この山神社は何度か遷座しているが、遷座の歴史と鳥居の扁額については近代化遺産3 釜石製鉄所山神社扁額を見てほしい。
鉄でできた鳥居も目立つがその両脇には剣と碑が建つ。剣は長期無死亡記録を記念して建立されたものだそうです。
奥に入ると鉄の灯篭が立っています。
そこから右にそれると「安全祈念像」というのがありました。脇には「無災害二百万時間達成記念 コークス工場」とありました。この像はご覧のとおり職工が家族のもとに帰る様子になっています。
参道に戻って奥に進むと手洗い鉢があります。この神社はいろいろなものが鉄で作られていますがさすがに手洗い鉢は石で出来ていました。

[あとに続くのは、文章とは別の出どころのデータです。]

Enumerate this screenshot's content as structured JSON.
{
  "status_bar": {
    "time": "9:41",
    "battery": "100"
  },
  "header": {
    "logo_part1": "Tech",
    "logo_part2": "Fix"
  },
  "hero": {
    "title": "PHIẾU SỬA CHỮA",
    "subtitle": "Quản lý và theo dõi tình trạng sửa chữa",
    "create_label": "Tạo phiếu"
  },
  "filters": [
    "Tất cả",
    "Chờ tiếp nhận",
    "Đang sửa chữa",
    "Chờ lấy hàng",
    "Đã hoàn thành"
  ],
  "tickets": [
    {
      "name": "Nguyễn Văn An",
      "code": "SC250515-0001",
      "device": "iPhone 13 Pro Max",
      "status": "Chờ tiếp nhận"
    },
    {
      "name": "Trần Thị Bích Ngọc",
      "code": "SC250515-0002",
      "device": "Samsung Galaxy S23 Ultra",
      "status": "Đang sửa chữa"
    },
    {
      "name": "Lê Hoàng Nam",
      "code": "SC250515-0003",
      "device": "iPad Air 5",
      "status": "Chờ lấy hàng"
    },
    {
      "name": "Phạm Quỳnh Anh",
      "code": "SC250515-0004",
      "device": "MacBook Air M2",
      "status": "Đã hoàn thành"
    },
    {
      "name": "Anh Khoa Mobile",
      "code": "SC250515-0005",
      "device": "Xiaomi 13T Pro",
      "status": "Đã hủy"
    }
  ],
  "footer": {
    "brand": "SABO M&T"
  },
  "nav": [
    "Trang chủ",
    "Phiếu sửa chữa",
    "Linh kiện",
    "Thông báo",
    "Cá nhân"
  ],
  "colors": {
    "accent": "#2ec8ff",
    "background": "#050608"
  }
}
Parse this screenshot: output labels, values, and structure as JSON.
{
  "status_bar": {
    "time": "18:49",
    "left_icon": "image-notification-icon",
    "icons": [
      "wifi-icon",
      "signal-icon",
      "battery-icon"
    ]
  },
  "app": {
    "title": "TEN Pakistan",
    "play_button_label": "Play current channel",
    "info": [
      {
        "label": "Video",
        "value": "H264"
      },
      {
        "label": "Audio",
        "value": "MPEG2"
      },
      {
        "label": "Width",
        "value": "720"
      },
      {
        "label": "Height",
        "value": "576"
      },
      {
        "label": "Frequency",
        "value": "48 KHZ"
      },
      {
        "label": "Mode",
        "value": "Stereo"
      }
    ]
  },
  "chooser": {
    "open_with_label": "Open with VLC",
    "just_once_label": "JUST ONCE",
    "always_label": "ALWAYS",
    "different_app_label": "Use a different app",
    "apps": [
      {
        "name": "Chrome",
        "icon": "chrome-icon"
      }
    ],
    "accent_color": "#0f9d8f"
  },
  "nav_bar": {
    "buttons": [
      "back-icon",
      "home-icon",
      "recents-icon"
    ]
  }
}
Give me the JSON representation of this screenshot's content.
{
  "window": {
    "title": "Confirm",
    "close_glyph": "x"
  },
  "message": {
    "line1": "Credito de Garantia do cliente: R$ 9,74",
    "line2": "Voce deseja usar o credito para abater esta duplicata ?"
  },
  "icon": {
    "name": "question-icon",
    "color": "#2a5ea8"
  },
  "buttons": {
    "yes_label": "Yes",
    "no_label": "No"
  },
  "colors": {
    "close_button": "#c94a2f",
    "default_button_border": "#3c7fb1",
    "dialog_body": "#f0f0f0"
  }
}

本殿に近づくと目に入るのが鉄で出来た賽銭箱。近づいてみたかったのですが一段高い本殿へは車椅子では上がれませんでした。たまたま参拝に来た方に賽銭を託し本殿の外で拝ませていただきました。
その場で上を見上げたら木で出来た扁額がありました。「昭和四十年十月十六日 山神社 釜石製鉄所所長野田郁也」とあります。ここに遷座したのが昭和38年ですからその2年後に作られたもののようです。鳥居の脇の剣にも野田所長の名が刻まれていたので同じころのものだと思います。
本殿から左に行くとなにやら神社ににつかわない塔が見えました。五重の塔にも見えなくはないですが、西洋の塔にも見えます。
近づいてみると土台はレンガ、柱はパイプ、飾りにはレールなど当時の主力製品と思われるものばかりです。
次に見えたのは頑丈に柵に囲まれた鉄の塊。その上に椅子が置かれ名板もなく無残な姿ですが鉄オタクにはそれが何かわかりました。高炉の炉底です。多分明治の50t高炉かな。
いつも山神社は近くまで行っても中に入ったことはありませんでした。
やはり鉄の神様であり、製鉄所の安全を祈願した神様なんだということがよくわかりました。